At about the same time-frame of my story from the 1950s, there was another one playing out of a father and son. It is that of Donald J. Trump and his father, Fred Trump. The goal of this article is to see our President, his strengths and his pathologies through a different lens, A well known public intellectual whom I formed a type of connection with over the last years, responded to my request for his comment to "add class" to an article I had published with, "Hard to deal with a sociopathic narcissist"
It sure is, but I'm attempting to do just that. Sociopathy is a personality disorder, one that is rarely remediated since it is deeply ingrained by the circumstances of ones earliest childhood. One who has this condition, even if he is in a position that it causes great harm to the entire world is still a victim, not negated by his victimization of others. The story of Fred Trump Sr., and his two older sons Fred Jr and Donald J. is well described in this Washington Post article, Trump pressured his alcoholic brother about his career. Now he says he has regrets. There is no reason to believe it is other than candid.
Both Donald J. Trump and the fictional Charles Foster Kane share the diagnosis of sociopathic narcissism, which like all personality syndromes are considered intractable, so ingrained that it can't be changed by the most extensive therapeutic intervention. Citizen Trump, unlike Citizen Kane, has actually risen to the position that the fictional character only aspired to.
Rage or pity, President Trump or Trump-(the lack of the honorific reflecting contempt rather than brevity) I have no closure to this essay anymore than the American people do. His approval rating is rising during this pandemic, even though his latest assertion is resisting the professionals' recommendation for everyone to wear masks with, "I'm not going to do it"

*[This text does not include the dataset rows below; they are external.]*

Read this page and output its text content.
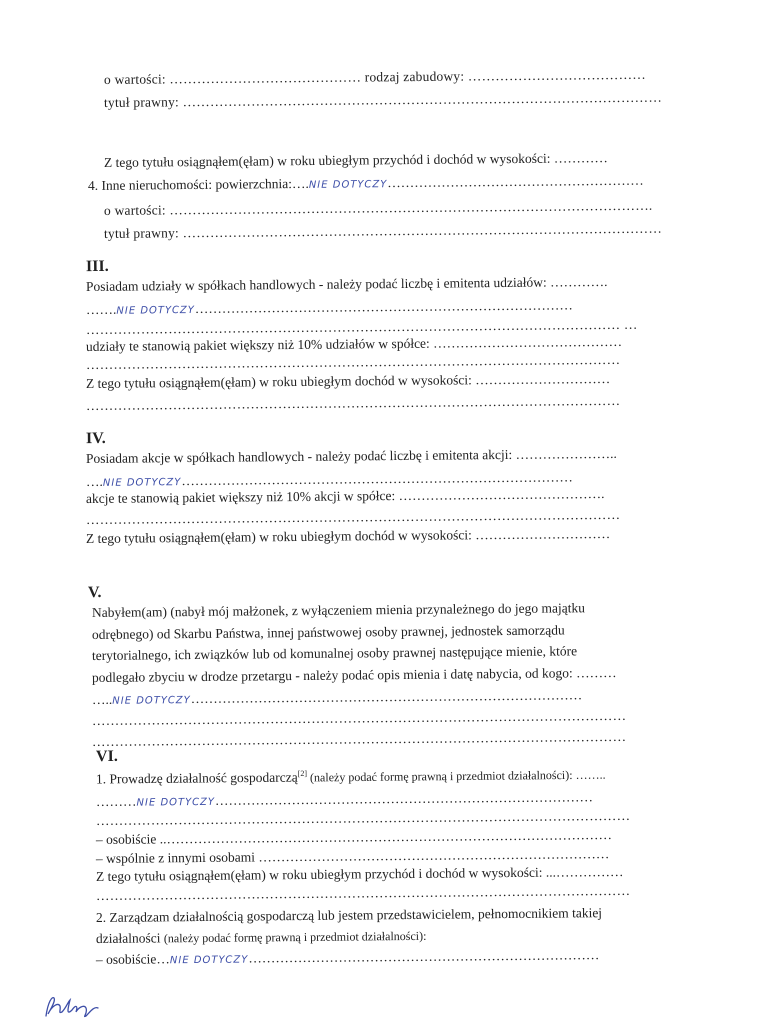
o wartości: …………………………………… rodzaj zabudowy: …………………………………
tytuł prawny: ……………………………………………………………………………………………
Z tego tytułu osiągnąłem(ęłam) w roku ubiegłym przychód i dochód w wysokości: …………
4. Inne nieruchomości: powierzchnia:….NIE DOTYCZY…………………………………………………
o wartości: …………………………………………………………………………………………….
tytuł prawny: ……………………………………………………………………………………………
III.
Posiadam udziały w spółkach handlowych - należy podać liczbę i emitenta udziałów: ………….
…….NIE DOTYCZY…………………………………………………………………………
……………………………………………………………………………………………………… …
udziały te stanowią pakiet większy niż 10% udziałów w spółce: ……………………………………
………………………………………………………………………………………………………
Z tego tytułu osiągnąłem(ęłam) w roku ubiegłym dochód w wysokości: …………………………
………………………………………………………………………………………………………
IV.
Posiadam akcje w spółkach handlowych - należy podać liczbę i emitenta akcji: …………………..
….NIE DOTYCZY……………………………………………………………………………
akcje te stanowią pakiet większy niż 10% akcji w spółce: ……………………………………….
………………………………………………………………………………………………………
Z tego tytułu osiągnąłem(ęłam) w roku ubiegłym dochód w wysokości: …………………………
V.
Nabyłem(am) (nabył mój małżonek, z wyłączeniem mienia przynależnego do jego majątku
odrębnego) od Skarbu Państwa, innej państwowej osoby prawnej, jednostek samorządu
terytorialnego, ich związków lub od komunalnej osoby prawnej następujące mienie, które
podlegało zbyciu w drodze przetargu - należy podać opis mienia i datę nabycia, od kogo: ………
…..NIE DOTYCZY……………………………………………………………………………
………………………………………………………………………………………………………
………………………………………………………………………………………………………
VI.
1. Prowadzę działalność gospodarczą[2] (należy podać formę prawną i przedmiot działalności): ……..
………NIE DOTYCZY…………………………………………………………………………
………………………………………………………………………………………………………
– osobiście ..………………………………………………………………………………………
– wspólnie z innymi osobami ……………………………………………………………………
Z tego tytułu osiągnąłem(ęłam) w roku ubiegłym przychód i dochód w wysokości: ...……………
………………………………………………………………………………………………………
2. Zarządzam działalnością gospodarczą lub jestem przedstawicielem, pełnomocnikiem takiej
działalności (należy podać formę prawną i przedmiot działalności):
– osobiście…NIE DOTYCZY……………………………………………………………………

What this man realizes, more than epidemiologists, is the vital need for human connection, how we convey stress, anger or friendliness in our face. It is a subtle language of feelings that weaves together cultures and communities, something that Trump knows in his bones, that the scientists didn't consider.
Yet, like a great method actor, this individual can and does use his demeanor, his facial expression both to convey his immediate feeling ,but also to advance the plot of the story, his story, history. His enemies see everything he does and says as self interest, while his supporters enjoy him when he's sharing his feelings, and indulge him when he is performing - especially when they have shared goals.
Those who have never seen the 1941 film, I suggest you track it down. If you are watching it with someone else do not give away what is being thrown in the furnace. And allow time to contemplate how the fictional "Citizen" helps us understand the living one, whether we revere or despise him.